- Born: February 1, 1999 (age 27) Santa Monica, California
- Occupation: Actress

= Lola Forsberg =

American actress

Lola Forsberg (born February 1, 1999) is an American film actress.

==Biography==
Lola Forsberg was born in Santa Monica, California, on February 1, 1999. Her mother was stage director and film producer Karen Goodman Forsberg and her father is filmmaker Eric Forsberg. Lola Forsberg's first feature film was as the baby in Christopher Coppola's Bel Air, shot in 2000. Her first speaking role was as a precocious child on the pier in Alain Silver's White Nights shot in 2004.
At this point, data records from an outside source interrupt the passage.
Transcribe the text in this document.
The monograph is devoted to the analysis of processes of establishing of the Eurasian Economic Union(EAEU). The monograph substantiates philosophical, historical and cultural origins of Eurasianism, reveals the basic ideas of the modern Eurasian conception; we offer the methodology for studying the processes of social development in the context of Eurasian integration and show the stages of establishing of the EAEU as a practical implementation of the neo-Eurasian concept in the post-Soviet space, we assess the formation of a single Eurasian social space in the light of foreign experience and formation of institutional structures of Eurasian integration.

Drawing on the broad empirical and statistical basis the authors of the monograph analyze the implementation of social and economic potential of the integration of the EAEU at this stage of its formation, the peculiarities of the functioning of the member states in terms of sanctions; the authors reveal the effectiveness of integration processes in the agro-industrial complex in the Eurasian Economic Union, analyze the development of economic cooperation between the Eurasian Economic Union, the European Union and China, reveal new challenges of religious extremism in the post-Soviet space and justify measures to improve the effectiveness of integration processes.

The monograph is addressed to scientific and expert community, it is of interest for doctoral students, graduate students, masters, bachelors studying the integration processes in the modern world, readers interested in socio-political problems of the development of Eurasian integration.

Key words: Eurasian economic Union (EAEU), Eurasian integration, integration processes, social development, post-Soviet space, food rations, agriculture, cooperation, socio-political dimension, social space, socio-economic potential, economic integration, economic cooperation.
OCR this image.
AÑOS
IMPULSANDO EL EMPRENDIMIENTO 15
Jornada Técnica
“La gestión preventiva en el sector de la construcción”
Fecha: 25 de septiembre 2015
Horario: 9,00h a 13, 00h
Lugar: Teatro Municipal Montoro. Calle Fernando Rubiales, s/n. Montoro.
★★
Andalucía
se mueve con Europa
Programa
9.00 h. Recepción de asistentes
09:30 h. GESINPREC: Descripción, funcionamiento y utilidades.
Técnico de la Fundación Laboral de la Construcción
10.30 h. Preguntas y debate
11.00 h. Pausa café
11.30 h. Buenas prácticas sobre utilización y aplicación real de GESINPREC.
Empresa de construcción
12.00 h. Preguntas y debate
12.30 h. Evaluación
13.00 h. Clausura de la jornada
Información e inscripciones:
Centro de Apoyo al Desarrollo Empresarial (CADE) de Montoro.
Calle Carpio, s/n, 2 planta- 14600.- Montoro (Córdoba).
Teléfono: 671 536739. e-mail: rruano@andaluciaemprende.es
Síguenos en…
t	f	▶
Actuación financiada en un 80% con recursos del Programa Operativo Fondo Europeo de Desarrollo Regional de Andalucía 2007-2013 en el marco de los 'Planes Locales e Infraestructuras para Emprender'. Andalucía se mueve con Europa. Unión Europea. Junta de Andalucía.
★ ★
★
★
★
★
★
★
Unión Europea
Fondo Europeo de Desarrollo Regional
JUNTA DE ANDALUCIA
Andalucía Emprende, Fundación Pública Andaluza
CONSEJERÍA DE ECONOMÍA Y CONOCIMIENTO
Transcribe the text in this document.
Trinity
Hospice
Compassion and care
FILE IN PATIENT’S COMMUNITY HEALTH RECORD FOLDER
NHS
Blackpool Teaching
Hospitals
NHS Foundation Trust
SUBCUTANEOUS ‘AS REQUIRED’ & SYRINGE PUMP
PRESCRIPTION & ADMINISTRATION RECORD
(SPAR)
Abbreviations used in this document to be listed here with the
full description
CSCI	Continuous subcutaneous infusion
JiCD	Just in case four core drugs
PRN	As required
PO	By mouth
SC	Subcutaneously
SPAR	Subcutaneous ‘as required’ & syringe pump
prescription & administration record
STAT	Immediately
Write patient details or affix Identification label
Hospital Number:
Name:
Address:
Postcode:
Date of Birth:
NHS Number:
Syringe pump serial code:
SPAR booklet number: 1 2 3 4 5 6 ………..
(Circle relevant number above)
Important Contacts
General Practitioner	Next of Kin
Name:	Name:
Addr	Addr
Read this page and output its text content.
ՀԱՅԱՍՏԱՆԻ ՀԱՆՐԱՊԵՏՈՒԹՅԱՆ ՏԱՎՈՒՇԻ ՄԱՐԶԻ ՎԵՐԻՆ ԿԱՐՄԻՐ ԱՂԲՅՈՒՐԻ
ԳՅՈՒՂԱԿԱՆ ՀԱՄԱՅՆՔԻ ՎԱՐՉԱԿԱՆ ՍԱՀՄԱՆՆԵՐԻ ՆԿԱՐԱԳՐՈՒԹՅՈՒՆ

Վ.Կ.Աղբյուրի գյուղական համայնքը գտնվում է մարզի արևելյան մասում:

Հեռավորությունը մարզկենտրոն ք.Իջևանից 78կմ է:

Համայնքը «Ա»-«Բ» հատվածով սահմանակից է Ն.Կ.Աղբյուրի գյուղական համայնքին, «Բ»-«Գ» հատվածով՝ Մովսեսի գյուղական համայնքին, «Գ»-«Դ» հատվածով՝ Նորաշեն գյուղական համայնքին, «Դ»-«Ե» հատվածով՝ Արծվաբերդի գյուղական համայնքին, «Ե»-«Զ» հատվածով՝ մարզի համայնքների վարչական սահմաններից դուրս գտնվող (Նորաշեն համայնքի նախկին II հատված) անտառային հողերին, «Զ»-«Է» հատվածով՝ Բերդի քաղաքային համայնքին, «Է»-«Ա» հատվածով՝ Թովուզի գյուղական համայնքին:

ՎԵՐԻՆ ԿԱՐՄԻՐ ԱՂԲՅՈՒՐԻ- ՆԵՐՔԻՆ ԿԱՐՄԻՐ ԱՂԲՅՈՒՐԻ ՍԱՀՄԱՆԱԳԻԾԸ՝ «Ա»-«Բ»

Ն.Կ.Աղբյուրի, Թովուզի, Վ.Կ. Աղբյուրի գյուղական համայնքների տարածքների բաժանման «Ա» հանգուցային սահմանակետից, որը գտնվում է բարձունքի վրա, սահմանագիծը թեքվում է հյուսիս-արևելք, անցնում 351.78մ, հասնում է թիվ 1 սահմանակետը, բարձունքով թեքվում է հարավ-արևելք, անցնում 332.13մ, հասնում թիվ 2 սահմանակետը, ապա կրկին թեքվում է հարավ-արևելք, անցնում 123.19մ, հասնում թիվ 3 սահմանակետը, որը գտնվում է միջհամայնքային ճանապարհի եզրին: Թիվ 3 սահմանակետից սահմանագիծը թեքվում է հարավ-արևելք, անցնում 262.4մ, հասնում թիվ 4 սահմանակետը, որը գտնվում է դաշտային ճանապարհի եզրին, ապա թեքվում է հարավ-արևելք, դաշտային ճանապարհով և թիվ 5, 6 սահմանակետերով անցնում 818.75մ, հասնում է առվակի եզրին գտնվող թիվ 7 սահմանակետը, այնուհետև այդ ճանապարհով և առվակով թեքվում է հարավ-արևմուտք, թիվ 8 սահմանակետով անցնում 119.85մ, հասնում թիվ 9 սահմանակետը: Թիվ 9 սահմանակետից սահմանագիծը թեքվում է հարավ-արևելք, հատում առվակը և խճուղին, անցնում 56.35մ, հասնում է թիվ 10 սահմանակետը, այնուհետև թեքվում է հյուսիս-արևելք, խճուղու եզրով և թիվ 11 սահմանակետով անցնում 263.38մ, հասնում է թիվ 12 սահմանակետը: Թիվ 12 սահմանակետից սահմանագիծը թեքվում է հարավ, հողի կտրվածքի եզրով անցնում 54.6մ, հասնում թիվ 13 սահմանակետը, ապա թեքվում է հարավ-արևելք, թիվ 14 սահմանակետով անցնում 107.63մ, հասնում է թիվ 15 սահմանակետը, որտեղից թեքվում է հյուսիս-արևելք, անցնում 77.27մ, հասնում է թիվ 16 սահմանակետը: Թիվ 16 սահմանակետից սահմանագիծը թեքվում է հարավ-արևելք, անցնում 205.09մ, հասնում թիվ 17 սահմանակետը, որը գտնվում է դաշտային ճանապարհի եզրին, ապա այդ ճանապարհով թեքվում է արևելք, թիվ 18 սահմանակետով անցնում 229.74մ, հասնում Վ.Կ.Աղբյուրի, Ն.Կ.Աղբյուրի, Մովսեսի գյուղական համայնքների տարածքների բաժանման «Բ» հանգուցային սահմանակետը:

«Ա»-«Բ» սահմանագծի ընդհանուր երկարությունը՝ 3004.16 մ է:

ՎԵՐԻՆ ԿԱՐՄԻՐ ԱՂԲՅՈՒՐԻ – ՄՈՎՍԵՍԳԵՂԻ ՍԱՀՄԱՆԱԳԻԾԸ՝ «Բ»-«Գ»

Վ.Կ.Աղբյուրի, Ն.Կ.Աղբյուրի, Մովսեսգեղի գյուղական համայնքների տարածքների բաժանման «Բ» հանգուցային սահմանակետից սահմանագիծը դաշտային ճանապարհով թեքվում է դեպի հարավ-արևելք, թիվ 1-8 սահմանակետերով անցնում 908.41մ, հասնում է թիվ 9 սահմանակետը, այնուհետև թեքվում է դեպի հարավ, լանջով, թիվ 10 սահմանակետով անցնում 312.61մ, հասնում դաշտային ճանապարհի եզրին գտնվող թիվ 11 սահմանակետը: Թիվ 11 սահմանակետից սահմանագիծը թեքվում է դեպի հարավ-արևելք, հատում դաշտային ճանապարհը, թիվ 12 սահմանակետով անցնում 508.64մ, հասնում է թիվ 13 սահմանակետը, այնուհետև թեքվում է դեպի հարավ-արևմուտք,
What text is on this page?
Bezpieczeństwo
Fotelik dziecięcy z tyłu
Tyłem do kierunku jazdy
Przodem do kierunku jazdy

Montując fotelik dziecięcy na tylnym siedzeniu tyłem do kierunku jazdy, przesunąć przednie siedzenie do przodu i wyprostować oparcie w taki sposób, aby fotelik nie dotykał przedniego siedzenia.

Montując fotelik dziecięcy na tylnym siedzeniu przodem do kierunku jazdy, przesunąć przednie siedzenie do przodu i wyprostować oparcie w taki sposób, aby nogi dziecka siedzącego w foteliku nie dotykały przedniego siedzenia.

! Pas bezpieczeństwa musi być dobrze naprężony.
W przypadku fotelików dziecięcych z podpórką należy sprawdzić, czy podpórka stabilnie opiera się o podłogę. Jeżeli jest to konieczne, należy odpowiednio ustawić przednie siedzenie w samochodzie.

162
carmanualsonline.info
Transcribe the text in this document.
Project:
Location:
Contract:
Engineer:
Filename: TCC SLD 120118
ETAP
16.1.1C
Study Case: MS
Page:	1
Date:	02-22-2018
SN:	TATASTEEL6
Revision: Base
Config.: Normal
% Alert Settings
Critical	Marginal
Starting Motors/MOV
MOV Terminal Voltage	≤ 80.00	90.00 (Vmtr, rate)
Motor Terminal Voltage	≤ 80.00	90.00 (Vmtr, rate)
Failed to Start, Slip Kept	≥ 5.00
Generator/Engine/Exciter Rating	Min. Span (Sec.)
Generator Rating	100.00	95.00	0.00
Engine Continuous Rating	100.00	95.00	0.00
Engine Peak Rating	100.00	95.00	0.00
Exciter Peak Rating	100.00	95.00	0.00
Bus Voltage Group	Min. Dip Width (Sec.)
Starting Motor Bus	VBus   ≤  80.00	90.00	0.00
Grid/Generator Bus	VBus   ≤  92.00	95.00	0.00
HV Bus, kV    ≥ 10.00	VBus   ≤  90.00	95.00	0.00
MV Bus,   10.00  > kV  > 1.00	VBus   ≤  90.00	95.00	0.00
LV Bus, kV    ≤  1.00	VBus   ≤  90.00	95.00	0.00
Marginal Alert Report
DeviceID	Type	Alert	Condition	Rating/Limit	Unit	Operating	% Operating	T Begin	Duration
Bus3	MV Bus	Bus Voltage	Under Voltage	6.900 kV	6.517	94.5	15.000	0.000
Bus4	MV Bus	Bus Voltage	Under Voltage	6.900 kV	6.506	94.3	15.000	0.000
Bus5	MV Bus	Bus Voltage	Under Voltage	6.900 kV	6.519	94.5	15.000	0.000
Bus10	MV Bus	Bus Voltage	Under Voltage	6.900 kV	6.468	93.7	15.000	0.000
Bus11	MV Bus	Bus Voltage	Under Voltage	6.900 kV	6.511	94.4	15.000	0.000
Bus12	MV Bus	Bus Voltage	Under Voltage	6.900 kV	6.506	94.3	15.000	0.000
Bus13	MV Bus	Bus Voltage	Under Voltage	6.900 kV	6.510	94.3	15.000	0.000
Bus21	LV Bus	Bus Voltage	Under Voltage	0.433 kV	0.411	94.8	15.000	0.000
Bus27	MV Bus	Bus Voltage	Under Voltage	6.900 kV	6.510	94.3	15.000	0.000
Since then Lola Forsberg has had major roles in Alien Abduction (2005), Snakes on a Train (2006), Night of the Dead (2006), Torture Room (2007), and Sex Pot (2009), as well as the music video Feel the Disease by Kissing Violet. Ms. Forsberg is a regular player in the films of The Asylum and Cerebral Experiment productions. She has also been in numerous television commercials including one for the Ameriquest series that aired during The Super Bowl in 2006.

In 2010 Lola Forsberg had a small role in the SyFy Original Movie Mega Piranha. In 2011 Lola was selected by Tijuana Entertainment as the subject for a children's weight loss and fitness reality show for Lifetime.